Wyatt Robinson had a great 25-years career as a veterinarian in United Kingdom. He used to be a member of British Veterinary Association and worked in 3 pet hospitals in London and Manchester. He is shining when he sees his pets healthy and full of energy and it is his duty to help other dog owners to keep their best friends full of life.

  • Daisy Simmons

    This is a very informative article that I’m glad I read. I never considered the possibility that our dogs could poison themselves in traipsing through our garden. Turns out I’m an irresponsible pet owner! I will pretty much scout our garden tomorrow and look out for harmful plants, hopefully I will find little to non of the poisonous ones!

    • Wyatt Robinson

      Yes, there are a lot of far too common plants that are found in the gardens and suburban areas that are poisonous to dogs, even the ones that we consider as harmless. This is why we curated this informative article because we do believe that this information should be well-distributed to all pet parents out there.

  • Kathy Peters

    I’m from Phoenix and there’s a lot of Oleander plants in our area. This plant is on the top 5 list of toxic plants for dogs. Imagine, a single leaf could kill a hundred pound dog! Hope we can all be vigilant especially with plants in our own gardens.

    • Wyatt Robinson

      Oleanders are quite common in warmer states and as you’ve said, pet parents should really be extra careful when having their dogs for a walk or if they actually have this plant in their lawn.
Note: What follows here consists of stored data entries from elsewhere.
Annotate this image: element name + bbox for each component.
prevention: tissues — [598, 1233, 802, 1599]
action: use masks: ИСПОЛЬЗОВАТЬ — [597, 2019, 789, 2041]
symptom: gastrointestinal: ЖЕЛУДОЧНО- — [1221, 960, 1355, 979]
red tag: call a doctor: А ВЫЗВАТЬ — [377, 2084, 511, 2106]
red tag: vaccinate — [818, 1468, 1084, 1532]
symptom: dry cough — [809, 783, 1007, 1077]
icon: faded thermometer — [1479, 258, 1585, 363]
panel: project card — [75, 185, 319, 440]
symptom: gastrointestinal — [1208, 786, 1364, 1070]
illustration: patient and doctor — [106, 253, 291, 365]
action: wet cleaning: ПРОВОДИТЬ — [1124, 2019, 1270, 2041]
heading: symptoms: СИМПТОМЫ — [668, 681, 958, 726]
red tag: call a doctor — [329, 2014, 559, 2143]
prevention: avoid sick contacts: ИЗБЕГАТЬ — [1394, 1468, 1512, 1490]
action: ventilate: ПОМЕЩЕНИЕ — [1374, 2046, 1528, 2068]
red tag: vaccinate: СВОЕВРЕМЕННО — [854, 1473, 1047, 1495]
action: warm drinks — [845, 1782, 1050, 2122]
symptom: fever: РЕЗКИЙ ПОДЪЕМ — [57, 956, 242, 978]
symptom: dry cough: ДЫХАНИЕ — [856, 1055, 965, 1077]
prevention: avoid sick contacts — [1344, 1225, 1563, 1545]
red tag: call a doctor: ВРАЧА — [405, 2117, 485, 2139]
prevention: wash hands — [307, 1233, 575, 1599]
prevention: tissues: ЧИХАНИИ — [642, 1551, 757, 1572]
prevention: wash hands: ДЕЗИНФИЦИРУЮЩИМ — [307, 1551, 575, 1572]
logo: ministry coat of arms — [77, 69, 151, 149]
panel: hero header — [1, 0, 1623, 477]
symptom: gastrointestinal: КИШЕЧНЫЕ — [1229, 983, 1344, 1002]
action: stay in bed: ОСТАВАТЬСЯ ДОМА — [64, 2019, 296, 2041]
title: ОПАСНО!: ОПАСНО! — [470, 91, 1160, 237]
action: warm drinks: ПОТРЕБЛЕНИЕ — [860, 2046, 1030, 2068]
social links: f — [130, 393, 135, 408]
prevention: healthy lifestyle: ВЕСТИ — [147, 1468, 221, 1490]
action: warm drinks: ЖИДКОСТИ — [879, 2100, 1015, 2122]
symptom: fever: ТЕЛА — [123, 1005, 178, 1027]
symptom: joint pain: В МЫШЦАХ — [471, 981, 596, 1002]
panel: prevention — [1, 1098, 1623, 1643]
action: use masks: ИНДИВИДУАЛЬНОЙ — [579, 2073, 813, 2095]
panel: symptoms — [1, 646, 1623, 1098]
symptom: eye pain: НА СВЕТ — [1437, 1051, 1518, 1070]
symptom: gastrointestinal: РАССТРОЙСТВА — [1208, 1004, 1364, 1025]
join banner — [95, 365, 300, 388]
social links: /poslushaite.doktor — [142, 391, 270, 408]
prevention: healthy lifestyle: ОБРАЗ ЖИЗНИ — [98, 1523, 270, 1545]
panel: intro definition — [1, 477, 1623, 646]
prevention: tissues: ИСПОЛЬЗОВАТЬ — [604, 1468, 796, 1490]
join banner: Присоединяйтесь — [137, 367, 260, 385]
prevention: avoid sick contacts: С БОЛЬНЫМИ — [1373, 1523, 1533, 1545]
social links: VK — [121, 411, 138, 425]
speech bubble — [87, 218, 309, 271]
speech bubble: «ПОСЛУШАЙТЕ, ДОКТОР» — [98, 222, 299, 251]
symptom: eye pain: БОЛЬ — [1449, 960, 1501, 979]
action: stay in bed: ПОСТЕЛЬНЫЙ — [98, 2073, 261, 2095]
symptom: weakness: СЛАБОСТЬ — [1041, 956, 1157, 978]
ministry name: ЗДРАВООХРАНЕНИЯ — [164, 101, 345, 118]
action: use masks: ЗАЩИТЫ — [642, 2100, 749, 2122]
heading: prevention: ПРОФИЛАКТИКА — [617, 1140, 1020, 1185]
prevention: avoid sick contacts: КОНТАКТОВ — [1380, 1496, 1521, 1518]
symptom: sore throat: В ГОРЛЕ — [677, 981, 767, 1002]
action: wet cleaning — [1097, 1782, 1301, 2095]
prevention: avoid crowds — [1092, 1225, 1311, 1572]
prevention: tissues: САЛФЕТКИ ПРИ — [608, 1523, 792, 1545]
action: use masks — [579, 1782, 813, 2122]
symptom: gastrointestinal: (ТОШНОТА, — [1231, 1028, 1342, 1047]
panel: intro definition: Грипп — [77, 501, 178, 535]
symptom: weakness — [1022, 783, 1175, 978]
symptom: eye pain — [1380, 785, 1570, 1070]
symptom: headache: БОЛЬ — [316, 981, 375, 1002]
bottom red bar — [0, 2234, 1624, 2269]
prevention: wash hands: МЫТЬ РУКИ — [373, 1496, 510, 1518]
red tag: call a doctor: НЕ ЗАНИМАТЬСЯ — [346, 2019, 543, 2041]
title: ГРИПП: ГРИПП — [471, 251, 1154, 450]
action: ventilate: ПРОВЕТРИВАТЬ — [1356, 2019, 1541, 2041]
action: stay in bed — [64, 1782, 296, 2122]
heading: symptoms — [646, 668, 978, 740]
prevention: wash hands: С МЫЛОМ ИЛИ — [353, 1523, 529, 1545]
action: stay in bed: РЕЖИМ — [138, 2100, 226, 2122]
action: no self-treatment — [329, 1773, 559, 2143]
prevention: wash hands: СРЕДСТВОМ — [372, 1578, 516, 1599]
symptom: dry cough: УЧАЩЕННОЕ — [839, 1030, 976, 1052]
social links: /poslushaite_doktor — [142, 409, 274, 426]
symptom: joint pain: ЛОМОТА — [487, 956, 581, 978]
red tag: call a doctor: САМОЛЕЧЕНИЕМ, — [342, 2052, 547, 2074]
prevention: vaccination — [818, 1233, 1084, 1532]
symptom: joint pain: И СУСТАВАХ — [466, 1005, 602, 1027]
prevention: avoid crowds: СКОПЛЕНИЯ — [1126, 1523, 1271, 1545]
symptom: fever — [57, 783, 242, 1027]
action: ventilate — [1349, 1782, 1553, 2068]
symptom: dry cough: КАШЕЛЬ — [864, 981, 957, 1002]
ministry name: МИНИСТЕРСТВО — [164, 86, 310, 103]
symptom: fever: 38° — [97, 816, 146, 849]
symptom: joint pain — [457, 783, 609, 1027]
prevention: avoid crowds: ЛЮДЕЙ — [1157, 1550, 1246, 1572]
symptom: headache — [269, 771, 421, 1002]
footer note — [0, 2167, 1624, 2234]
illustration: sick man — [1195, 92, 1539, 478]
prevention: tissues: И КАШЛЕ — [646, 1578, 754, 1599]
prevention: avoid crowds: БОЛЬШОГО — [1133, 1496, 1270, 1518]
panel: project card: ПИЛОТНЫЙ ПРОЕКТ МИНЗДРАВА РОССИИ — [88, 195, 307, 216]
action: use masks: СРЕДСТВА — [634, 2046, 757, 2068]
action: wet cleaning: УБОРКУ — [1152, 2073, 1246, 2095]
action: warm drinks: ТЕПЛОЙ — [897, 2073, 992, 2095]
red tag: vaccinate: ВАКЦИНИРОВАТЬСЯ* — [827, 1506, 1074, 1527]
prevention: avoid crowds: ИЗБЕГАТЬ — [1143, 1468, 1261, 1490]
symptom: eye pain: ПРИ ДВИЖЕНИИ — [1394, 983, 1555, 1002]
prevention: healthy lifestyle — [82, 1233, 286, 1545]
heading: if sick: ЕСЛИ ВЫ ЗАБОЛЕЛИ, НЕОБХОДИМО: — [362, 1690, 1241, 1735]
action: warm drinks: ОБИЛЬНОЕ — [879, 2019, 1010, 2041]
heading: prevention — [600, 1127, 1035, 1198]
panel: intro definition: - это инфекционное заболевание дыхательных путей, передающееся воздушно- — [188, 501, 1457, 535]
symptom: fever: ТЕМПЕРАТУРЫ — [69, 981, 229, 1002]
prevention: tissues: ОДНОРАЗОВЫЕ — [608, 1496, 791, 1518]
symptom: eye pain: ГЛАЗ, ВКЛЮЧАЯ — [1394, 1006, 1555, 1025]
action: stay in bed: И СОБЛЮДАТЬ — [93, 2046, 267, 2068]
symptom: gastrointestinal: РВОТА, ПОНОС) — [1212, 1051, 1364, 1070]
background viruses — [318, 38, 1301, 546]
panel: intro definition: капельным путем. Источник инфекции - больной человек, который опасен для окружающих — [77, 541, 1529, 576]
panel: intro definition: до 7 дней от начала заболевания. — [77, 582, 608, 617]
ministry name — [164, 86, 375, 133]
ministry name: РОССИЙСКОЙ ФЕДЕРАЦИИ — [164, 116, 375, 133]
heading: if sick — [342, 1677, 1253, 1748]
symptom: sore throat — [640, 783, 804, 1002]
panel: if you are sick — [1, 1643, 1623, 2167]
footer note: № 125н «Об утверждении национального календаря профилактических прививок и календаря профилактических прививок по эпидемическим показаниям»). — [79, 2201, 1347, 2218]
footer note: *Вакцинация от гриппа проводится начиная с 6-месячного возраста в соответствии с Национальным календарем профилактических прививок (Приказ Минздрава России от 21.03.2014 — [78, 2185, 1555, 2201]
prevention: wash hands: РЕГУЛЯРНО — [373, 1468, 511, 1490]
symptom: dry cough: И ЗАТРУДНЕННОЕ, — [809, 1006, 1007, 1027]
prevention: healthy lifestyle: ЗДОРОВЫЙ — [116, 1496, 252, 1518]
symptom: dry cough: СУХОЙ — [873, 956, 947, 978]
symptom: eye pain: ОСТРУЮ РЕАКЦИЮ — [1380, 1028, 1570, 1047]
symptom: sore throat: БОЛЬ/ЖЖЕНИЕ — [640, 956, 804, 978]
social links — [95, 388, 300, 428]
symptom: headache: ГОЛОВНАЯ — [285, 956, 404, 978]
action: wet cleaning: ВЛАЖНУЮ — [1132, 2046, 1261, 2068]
It is highly toxic and can cause significant harm, even death, to our dogs.

  • Amy Chase

    While citrus isn’t starkly toxic, as far as I was informed, pets who ingest it are prone to have irritated tummies. Not to mention the fact that they are pretty toxic in very large amounts. I just take caution when we encounter citrus since it’s pretty unhealthy for the pooches and other pets to ingest!

    • Wyatt Robinson

      In general, food items that are given in excess are potentially dangerous. Citrus for example, has a very thin margin because it contains toxic compounds that have been proven to be harmful to dogs. They may sound healthy, but the truth is they are not.